The Chapel of All Saints
During the rejuvenation of the nave of Trinity Church weekday services and the Sunday 9am service are being held in the Chapel of All Saints, a 1913 addition the building.
The Chapel is a memorial to the Rev. Dr. Morgan Dix, Rector of Trinity Parish from November 10, 1862 until his death on April 10, 1908. His 46-year tenure spanned the Civil War, a massive wave of immigration, and the incorporation of the five boroughs into one New York City. He led the parish through an era that defined the city and the nation. (Dix is Trinity’s second-longest serving rector. The first rector, the Rev. William Vesey, served for the first 49 years of the parish’s existence.)
A youthful Morgan Dix
Dix was born on All Saints Day (November 1), 1827, and the Chapel’s name is taken from his birthdate. The Chapel was designed by architect Thomas Nash in a fourteenth century English Gothic style. It opens off of the northwestern end of the nave of Trinity Church, and Nash used the buttresses of the church as the piers for the south side of the chapel. The interior of the chapel is limestone, with marble floors and a ceiling of dark carved oak with carved wall posts resting on stone brackets. The bases of these wall posts are statues of eight representative saints from church history: St. Peter and St. Paul, St. Ignatius and St. Clement, St. Augustine and St. Athanasius, and St. Patrick and St. Aidan. The chapel also has a carved rood screen separating the space into a chapel and antechapel. A tomb-like memorial cenotaph to Dix sits in the antechapel.
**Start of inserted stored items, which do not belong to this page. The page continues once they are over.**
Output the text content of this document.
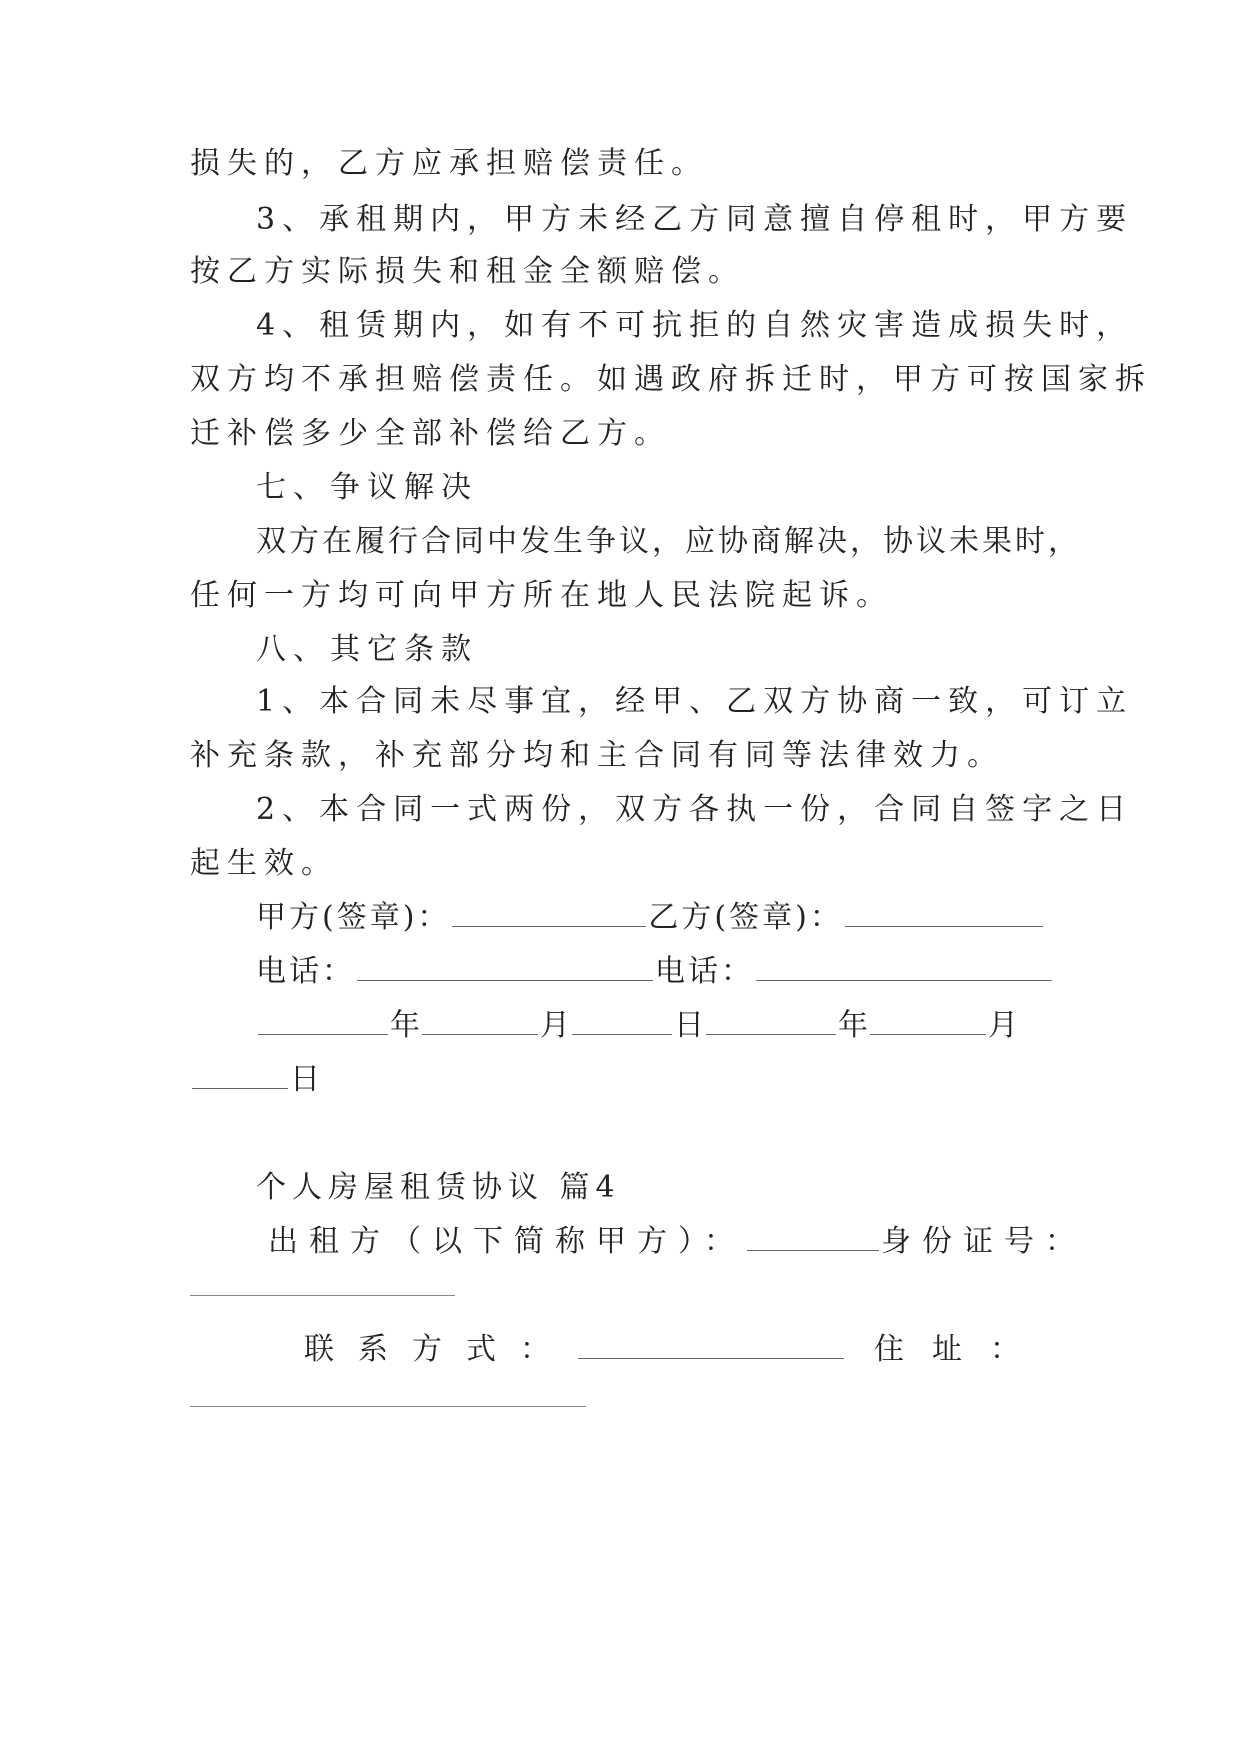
损失的，乙方应承担赔偿责任。
3、承租期内，甲方未经乙方同意擅自停租时，甲方要
按乙方实际损失和租金全额赔偿。
4、租赁期内，如有不可抗拒的自然灾害造成损失时，
双方均不承担赔偿责任。如遇政府拆迁时，甲方可按国家拆
迁补偿多少全部补偿给乙方。
七、争议解决
双方在履行合同中发生争议，应协商解决，协议未果时，
任何一方均可向甲方所在地人民法院起诉。
八、其它条款
1、本合同未尽事宜，经甲、乙双方协商一致，可订立
补充条款，补充部分均和主合同有同等法律效力。
2、本合同一式两份，双方各执一份，合同自签字之日
起生效。
甲方(签章)：	乙方(签章)：
电话：	电话：
年	月	日	年	月
日
个人房屋租赁协议 篇4
出租方（以下简称甲方）：	身份证号：
联系方式：	住址：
The Chapel of All Saints was consecrated on Advent Sunday 1913. The Parish Yearbook from 1913 describes the procession entering the Chapel for the consecration:
“The Procession moved slowly down the south aisle of the Church, and made a picturesque scene as it passed out through the main entrance and up the north walk of the churchyard to the door of the Chapel…There was a moment’s pause; and it was a moment deeply impressive. The open door revealed the waiting congregation gathered to do honor to one who for so many years had been associated with them in the most sacred relationship and to ask God’s blessing upon a building erected to his memory.”
The memorial to Dix, pictured during a 2013 ceremony
The antechapel, seen from the interior of the chapel. Note the carved ceiling.